Unterdessen werden wir mit den Versammlungen in den Arbeitsstätten fortfahren.
Am 21. <Mai 2004> haben wir den Generalstreik des öffentlichen
Dienstes. Dann werden wir auch sehen, was die Regierung in Sachen Fiskus tut.“
Wenn es einen Streik gibt, wird es also nicht nur einer zum Thema Renten sein.
In der Zwischenzeit genießt
Epifani die wiedergefundene Harmonie mit CISL und UIL und die Ovationen der
Kader und Delegierten einer CGIL, die seit gestern keine Zweifel über die
Führerschaft des Nachfolgers von Sergio Cofferati hat. Den stärksten Beifall
gab es zweimal für den <erst
seit Oktober 2002 amtierenden, vorher allerdings lange stellvertretenden> Sekretär der CGIL als er den Kampf der Arbeiter des FIAT-Werkes
in Melfi pries, die nach 21 Tagen ununterbrochenen Streiks eine Lohnerhöhung
von 105 Euro erreicht haben und dann als er den sofortigen Rückzug der
italienischen Truppen aus dem Irak forderte. Die Unterstützung, die Epifani dem
von den Metallarbeitern der CGIL <d.h. der FIOM>
geführten Kampf gewährte, hat die Distanz zum Sekretär der FIOM, Gianni
Rinaldini, verringert. Seit gestern sind sich CGIL und FIOM näher und ist
Epifani stärker als zuvor.
Enrico Marro
Der
zweite Artikel entstammt der linken Tageszeitung „il manifesto“ vom 14.5.2004.
Er ist wesentlich braver geschrieben und betont die seiner Ansicht nach
positiven Entwicklungen, ist an einigen Stellen allerdings auch detaillierter
als derjenige des „Corriere“.
„Vereint gegen die Reform“
CGIL, CISL und UIL besiegeln in
Chianciano das Bündnis. Nein zur Regierung in Sachen Renten und Fiskus.

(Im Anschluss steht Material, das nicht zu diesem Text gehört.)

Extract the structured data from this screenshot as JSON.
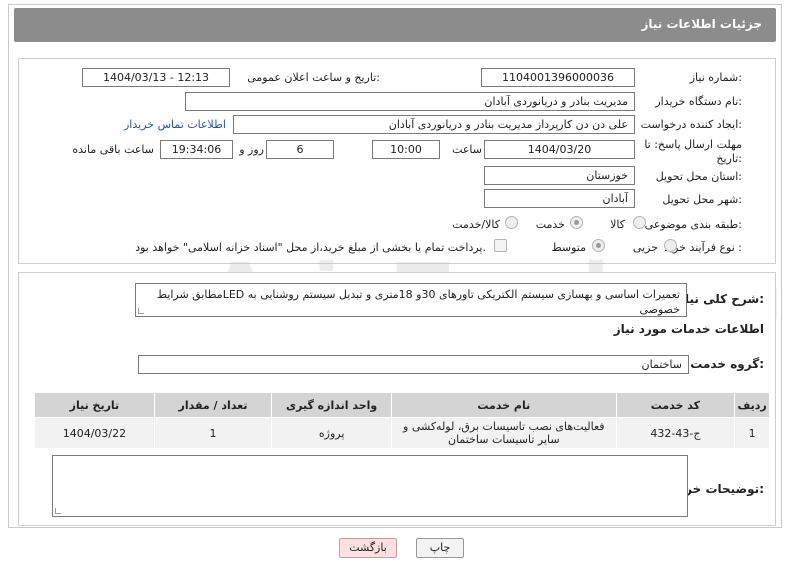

Stehende Ovationen für Epifani. Die Delegierten applaudieren dem CGIL-Sekretär
lang anhaltend als er über den Arbeitskampf in Melfi und die Führungsrolle der
FIOM spricht. Sehr stark gewürdigt wird auch die Forderung nach einem
sofortigen Rückzug aus dem Irak.
Paolo Andruccioli – Korrespondent in Chianciano
„Die Entscheidung, bei der
Rentenreform die Vertrauensfrage zu stellen, ist eine sehr schwerwiegende
Entscheidung, die den Dialog mit uns beendet und die parlamentarischen
Vorrechte beendet.“ So antwortete der Generalsekretär Guglielmo Epifani gestern
während der Versammlung der Kader und Delegierten der CGIL auf die Regierung,
die dem Senat die Vertrauensabstimmung aufgezwungen hat: <Mit dem Ergebnis von> 153 Ja- und 88-Nein-Stimmen. Bruch an allen Fronten
also, auch wenn noch keine Entscheidung über einen neuen Generalstreik in
Sachen Renten gefällt wurde. Vorläufig konzentrieren sich CGIL, CISL und UIL
auf den Generalstreik des öffentlichen Dienstes am 21. Mai. Die CGIL hat sich
daher in Chianciano (auf der Versammlung zur Halbzeit des Mandats bis zum Kongress
im Jahre 2006) mit großen Ambitionen präsentiert. Durch die letzten Abkommen
bei Alitalia und FIAT Melfi gestärkt, will die am Corso d’Italia <in Rom> ansässige Gewerkschaft den Kampf gegen die Renten-
und Steuerreform ausweiten und das gegen eine Regierung, die nicht nur die
Sozialpartnerschaft zerstört hat, sondern sie auch zeigt, dass sie, trotz ihrer
erdrückenden Mehrheit, auch das Parlament in keinster Weise berücksichtigt. In
diesem Sinne wird die Vertrauensabstimmung in der Rentenfrage von Epifani als
„ein Akt der Arroganz, aber zusammen mit einer großen Schwäche“, beurteilt. Der
CGIL-Generalsekretär wollte während seines einleitenden Berichtes (25 Seiten)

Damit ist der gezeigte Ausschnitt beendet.